Hermes resolve matar Renato efetuando diversos disparos de arma de fogo contra seu corpo. Acreditando na morte do seu desafeto, Hermes arremessa a vítima de um penhasco. Ocorre que, apesar de alvejado, Renato não havia falecido com os disparos, vindo, no entanto, a morrer por conta do traumatismo decorrente da precipitação no desfiladeiro.
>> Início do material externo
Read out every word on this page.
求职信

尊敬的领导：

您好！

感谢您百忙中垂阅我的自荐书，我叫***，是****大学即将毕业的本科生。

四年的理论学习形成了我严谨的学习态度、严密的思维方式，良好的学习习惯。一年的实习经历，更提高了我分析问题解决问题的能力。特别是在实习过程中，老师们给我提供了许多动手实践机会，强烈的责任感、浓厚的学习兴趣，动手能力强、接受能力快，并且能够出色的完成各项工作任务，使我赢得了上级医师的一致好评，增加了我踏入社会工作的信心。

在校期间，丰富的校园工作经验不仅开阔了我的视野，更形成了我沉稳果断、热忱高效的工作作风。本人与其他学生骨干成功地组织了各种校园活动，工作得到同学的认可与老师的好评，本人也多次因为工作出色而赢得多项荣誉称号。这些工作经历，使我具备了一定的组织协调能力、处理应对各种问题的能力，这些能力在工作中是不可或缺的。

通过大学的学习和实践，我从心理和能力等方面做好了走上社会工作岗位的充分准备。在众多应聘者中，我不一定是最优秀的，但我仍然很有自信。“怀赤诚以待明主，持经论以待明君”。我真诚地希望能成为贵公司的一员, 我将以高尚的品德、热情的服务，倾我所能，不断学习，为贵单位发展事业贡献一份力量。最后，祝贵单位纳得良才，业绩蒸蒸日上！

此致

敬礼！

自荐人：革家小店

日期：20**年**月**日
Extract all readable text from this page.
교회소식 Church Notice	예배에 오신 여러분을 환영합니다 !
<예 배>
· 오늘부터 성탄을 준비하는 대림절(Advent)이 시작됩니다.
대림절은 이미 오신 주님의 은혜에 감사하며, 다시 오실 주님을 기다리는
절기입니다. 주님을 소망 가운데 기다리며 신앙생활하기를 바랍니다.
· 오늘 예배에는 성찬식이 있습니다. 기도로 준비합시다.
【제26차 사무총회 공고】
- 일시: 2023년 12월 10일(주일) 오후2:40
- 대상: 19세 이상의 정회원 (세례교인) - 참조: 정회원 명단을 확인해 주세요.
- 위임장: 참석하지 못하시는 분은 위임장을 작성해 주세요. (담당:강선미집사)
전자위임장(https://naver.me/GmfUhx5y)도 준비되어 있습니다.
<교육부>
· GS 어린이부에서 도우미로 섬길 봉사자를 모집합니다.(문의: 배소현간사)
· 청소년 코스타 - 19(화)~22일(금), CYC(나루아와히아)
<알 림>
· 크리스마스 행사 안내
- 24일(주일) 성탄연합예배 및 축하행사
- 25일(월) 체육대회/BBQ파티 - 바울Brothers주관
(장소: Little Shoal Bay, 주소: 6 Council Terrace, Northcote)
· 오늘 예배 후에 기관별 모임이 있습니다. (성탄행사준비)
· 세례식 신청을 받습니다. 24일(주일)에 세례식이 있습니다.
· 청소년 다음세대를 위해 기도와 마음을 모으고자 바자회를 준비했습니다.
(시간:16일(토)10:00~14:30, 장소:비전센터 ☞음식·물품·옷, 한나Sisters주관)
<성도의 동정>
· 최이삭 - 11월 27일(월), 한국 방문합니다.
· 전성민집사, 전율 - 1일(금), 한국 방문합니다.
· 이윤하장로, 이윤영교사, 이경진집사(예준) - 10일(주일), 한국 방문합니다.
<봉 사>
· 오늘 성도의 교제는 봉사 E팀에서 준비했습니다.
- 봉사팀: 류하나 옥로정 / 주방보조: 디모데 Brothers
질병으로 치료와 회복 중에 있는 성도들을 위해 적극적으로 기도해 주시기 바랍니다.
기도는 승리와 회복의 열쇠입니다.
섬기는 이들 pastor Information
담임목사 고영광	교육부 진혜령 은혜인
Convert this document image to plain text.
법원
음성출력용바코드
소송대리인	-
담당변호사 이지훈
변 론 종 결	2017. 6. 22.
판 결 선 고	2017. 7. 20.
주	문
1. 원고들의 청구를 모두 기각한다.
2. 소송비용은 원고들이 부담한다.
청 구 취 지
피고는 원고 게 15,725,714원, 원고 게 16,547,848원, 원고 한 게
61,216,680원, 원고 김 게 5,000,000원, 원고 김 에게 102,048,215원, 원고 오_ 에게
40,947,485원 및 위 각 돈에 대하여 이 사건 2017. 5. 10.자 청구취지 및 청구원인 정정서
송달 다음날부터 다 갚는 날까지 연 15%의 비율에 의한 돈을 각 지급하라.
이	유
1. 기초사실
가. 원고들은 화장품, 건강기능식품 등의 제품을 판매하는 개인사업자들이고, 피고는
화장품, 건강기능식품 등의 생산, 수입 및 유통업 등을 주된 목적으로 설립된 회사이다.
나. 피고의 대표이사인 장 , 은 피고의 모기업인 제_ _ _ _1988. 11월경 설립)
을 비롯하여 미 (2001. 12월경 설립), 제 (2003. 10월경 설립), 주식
Diante desse quadro, é correto afirmar que Hermes:
- A)responderá por homicídio culposo, pelo desvio causal não pretendido;
Errada, porque não houve culpa nem desvio causal inocente: Hermes agiu com vontade de matar desde o início.
- B)responderá por crime, por atuar com erro sobre a pessoa;
Errada, porque erro sobre a pessoa ocorre quando o agente confunde a identidade da vítima, o que não aconteceu aqui.
- C)responderá por homicídio doloso tentado, por atuar com erro determinado por terceiro;
Errada, porque não houve erro determinado por terceiro nem tentativa de homicídio; a morte efetivamente ocorreu dentro da mesma cadeia causal.
- D)não responderá por crime, por atuar com erro sobre a execução;
Errada, porque erro sobre a execução exige desvio na forma de execução com resultado atingindo pessoa diversa, e isso não se verifica no caso.
- E)responderá por homicídio doloso, por atuar com dolo geral.
Certa, porque configura dolo geral: Hermes tinha animus necandi e a morte efetiva decorreu da conduta subsequente inserida no mesmo contexto criminoso.
Gabarito: E
Aqui aparece a figura do dolo geral, também chamada de aberratio causae em parte da doutrina: o agente quer matar, pratica um primeiro ato letal e, acreditando que a vítima já morreu, faz outro ato para “finalizar” ou ocultar a morte. Se a morte só ocorre por causa desse segundo ato, ainda assim o resultado é imputado a título doloso, porque o plano homicida sempre esteve presente. No caso, Hermes dispara contra Renato com vontade de matar. Depois, pensando que a vítima já estava morta, joga o corpo no penhasco. Só que Renato morre por conta da queda. O que importa é que a intenção homicida existia desde o começo e o segundo ato integra a mesma sequência causal do projeto criminoso. Por isso, não se fala em homicídio culposo nem em exclusão de crime. Também não é erro sobre a pessoa, porque Renato era exatamente o alvo pretendido, nem erro na execução, pois não houve troca de vítima nem desvio do golpe. A lógica aplicada pela doutrina e pela jurisprudência é: se o agente queria matar e sua conduta subsequente efetivamente produz a morte, responde por homicídio doloso consumado. Em prova, a banca costuma tratar isso como dolo geral: a falsa crença de que a vítima já morreu não “limpa” o dolo inicial. Em resumo, o projeto era matar, e o resultado morte ocorreu dentro dessa mesma empreitada criminosa.